A recent social media post by Eamonn Ives has drawn attention to a significant disparity in monthly workforce layoff rates between the United States and Germany. According to Ives, "About 1 percent of the U.S. work force is laid off every month, whereas in Germany, less than 0.1 percent is," a statistic he described as "Crazy stat!" This highlights fundamental differences in the labor market philosophies and protections in the two nations.
Germany's approach to economic downturns heavily relies on internal flexibility, primarily through its "Kurzarbeit" (short-time work) scheme. This system allows companies to reduce employees' working hours, with the government subsidizing a portion of lost wages, thereby preventing mass layoffs. This strategy proved highly effective during the COVID-19 pandemic, enabling German companies to retain their workforce and leading to a moderate increase in unemployment that peaked at 4.1% in August 2020.
In contrast, the United States typically employs a system of external flexibility, characterized by "at-will" employment where employers can more readily lay off workers. During the same period of the pandemic, the U.S. saw a dramatic surge in unemployment, reaching 14.7% by April 2020. While this led to significant job losses, it was often followed by a rapid economic rebound and notable productivity gains, as businesses innovated to operate with leaner workforces.

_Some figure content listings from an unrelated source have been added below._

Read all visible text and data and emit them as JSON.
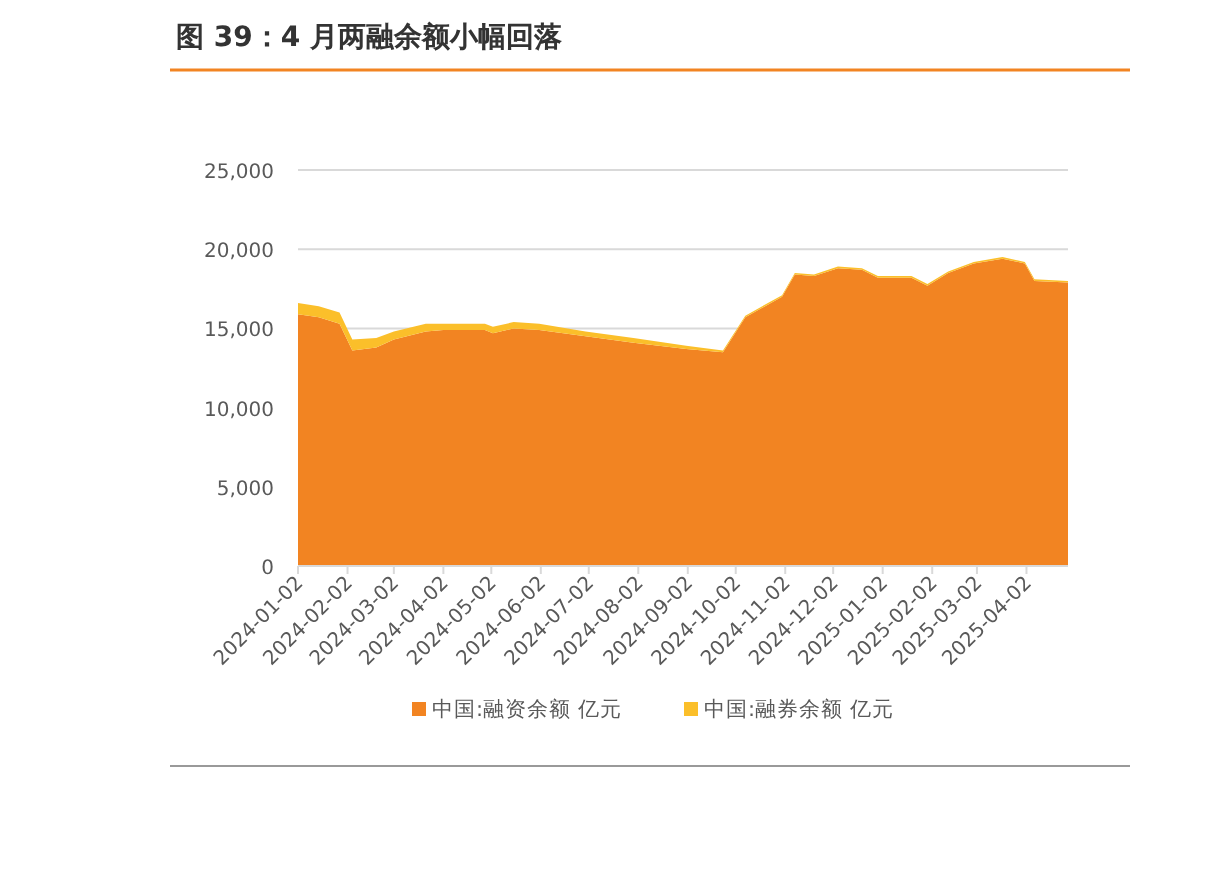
{
  "chart_data": {
    "type": "area",
    "title": "图 39：4 月两融余额小幅回落",
    "stacked": true,
    "x": [
      "2024-01-02",
      "2024-01-15",
      "2024-01-28",
      "2024-02-05",
      "2024-02-20",
      "2024-03-02",
      "2024-03-22",
      "2024-04-02",
      "2024-04-28",
      "2024-05-03",
      "2024-05-16",
      "2024-06-01",
      "2024-06-30",
      "2024-07-30",
      "2024-09-01",
      "2024-09-24",
      "2024-10-08",
      "2024-10-31",
      "2024-11-08",
      "2024-11-20",
      "2024-12-05",
      "2024-12-20",
      "2024-12-30",
      "2025-01-20",
      "2025-01-30",
      "2025-02-12",
      "2025-02-28",
      "2025-03-18",
      "2025-04-01",
      "2025-04-07",
      "2025-04-28"
    ],
    "series": [
      {
        "name": "中国:融资余额 亿元",
        "color": "#f28422",
        "values": [
          15900,
          15700,
          15300,
          13600,
          13800,
          14300,
          14800,
          14900,
          14900,
          14700,
          15000,
          14900,
          14500,
          14100,
          13700,
          13500,
          15700,
          17000,
          18400,
          18300,
          18800,
          18700,
          18200,
          18200,
          17700,
          18500,
          19100,
          19400,
          19100,
          18000,
          17900
        ]
      },
      {
        "name": "中国:融券余额 亿元",
        "color": "#fbbf2a",
        "values": [
          700,
          700,
          700,
          700,
          600,
          500,
          500,
          400,
          400,
          400,
          400,
          400,
          300,
          300,
          200,
          100,
          100,
          100,
          100,
          100,
          100,
          100,
          100,
          100,
          100,
          100,
          100,
          100,
          100,
          100,
          100
        ]
      }
    ],
    "xlim": [
      "2024-01-02",
      "2025-04-28"
    ],
    "xticks": [
      "2024-01-02",
      "2024-02-02",
      "2024-03-02",
      "2024-04-02",
      "2024-05-02",
      "2024-06-02",
      "2024-07-02",
      "2024-08-02",
      "2024-09-02",
      "2024-10-02",
      "2024-11-02",
      "2024-12-02",
      "2025-01-02",
      "2025-02-02",
      "2025-03-02",
      "2025-04-02"
    ],
    "ylim": [
      0,
      25000
    ],
    "yticks": [
      0,
      {
        "value": 5000,
        "label": "5,000"
      },
      {
        "value": 10000,
        "label": "10,000"
      },
      {
        "value": 15000,
        "label": "15,000"
      },
      {
        "value": 20000,
        "label": "20,000"
      },
      {
        "value": 25000,
        "label": "25,000"
      }
    ],
    "grid": "y",
    "legend": "bottom"
  }
}
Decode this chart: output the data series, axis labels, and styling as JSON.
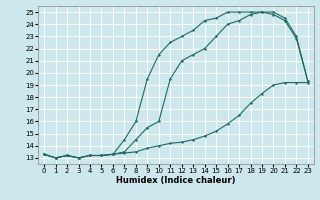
{
  "xlabel": "Humidex (Indice chaleur)",
  "ylabel": "",
  "bg_color": "#cce8ec",
  "grid_color": "#b0d8de",
  "line_color": "#1a6b60",
  "xlim": [
    -0.5,
    23.5
  ],
  "ylim": [
    12.5,
    25.5
  ],
  "xticks": [
    0,
    1,
    2,
    3,
    4,
    5,
    6,
    7,
    8,
    9,
    10,
    11,
    12,
    13,
    14,
    15,
    16,
    17,
    18,
    19,
    20,
    21,
    22,
    23
  ],
  "yticks": [
    13,
    14,
    15,
    16,
    17,
    18,
    19,
    20,
    21,
    22,
    23,
    24,
    25
  ],
  "series1_x": [
    0,
    1,
    2,
    3,
    4,
    5,
    6,
    7,
    8,
    9,
    10,
    11,
    12,
    13,
    14,
    15,
    16,
    17,
    18,
    19,
    20,
    21,
    22,
    23
  ],
  "series1_y": [
    13.3,
    13.0,
    13.2,
    13.0,
    13.2,
    13.2,
    13.3,
    14.5,
    16.0,
    19.5,
    21.5,
    22.5,
    23.0,
    23.5,
    24.3,
    24.5,
    25.0,
    25.0,
    25.0,
    25.0,
    25.0,
    24.5,
    23.0,
    19.3
  ],
  "series2_x": [
    0,
    1,
    2,
    3,
    4,
    5,
    6,
    7,
    8,
    9,
    10,
    11,
    12,
    13,
    14,
    15,
    16,
    17,
    18,
    19,
    20,
    21,
    22,
    23
  ],
  "series2_y": [
    13.3,
    13.0,
    13.2,
    13.0,
    13.2,
    13.2,
    13.3,
    13.5,
    14.5,
    15.5,
    16.0,
    19.5,
    21.0,
    21.5,
    22.0,
    23.0,
    24.0,
    24.3,
    24.8,
    25.0,
    24.8,
    24.3,
    22.8,
    19.3
  ],
  "series3_x": [
    0,
    1,
    2,
    3,
    4,
    5,
    6,
    7,
    8,
    9,
    10,
    11,
    12,
    13,
    14,
    15,
    16,
    17,
    18,
    19,
    20,
    21,
    22,
    23
  ],
  "series3_y": [
    13.3,
    13.0,
    13.2,
    13.0,
    13.2,
    13.2,
    13.3,
    13.4,
    13.5,
    13.8,
    14.0,
    14.2,
    14.3,
    14.5,
    14.8,
    15.2,
    15.8,
    16.5,
    17.5,
    18.3,
    19.0,
    19.2,
    19.2,
    19.2
  ]
}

Data from June 2025 indicates approximately 1.6 million job layoffs and discharges in the U.S., representing nearly 1% of its employed workforce. This figure aligns closely with the tweet's assertion. Economists have noted that while the U.S. model can be "brutal, almost inhumane" in its immediate impact on workers, it has been linked to higher labor productivity growth post-pandemic compared to the Euro area. Germany's focus on employment stability, while preserving jobs, has seen its productivity growth lag behind.
The stark difference in layoff rates reflects these divergent policy choices, with Germany prioritizing job retention and the U.S. favoring market flexibility, each carrying distinct economic and social consequences.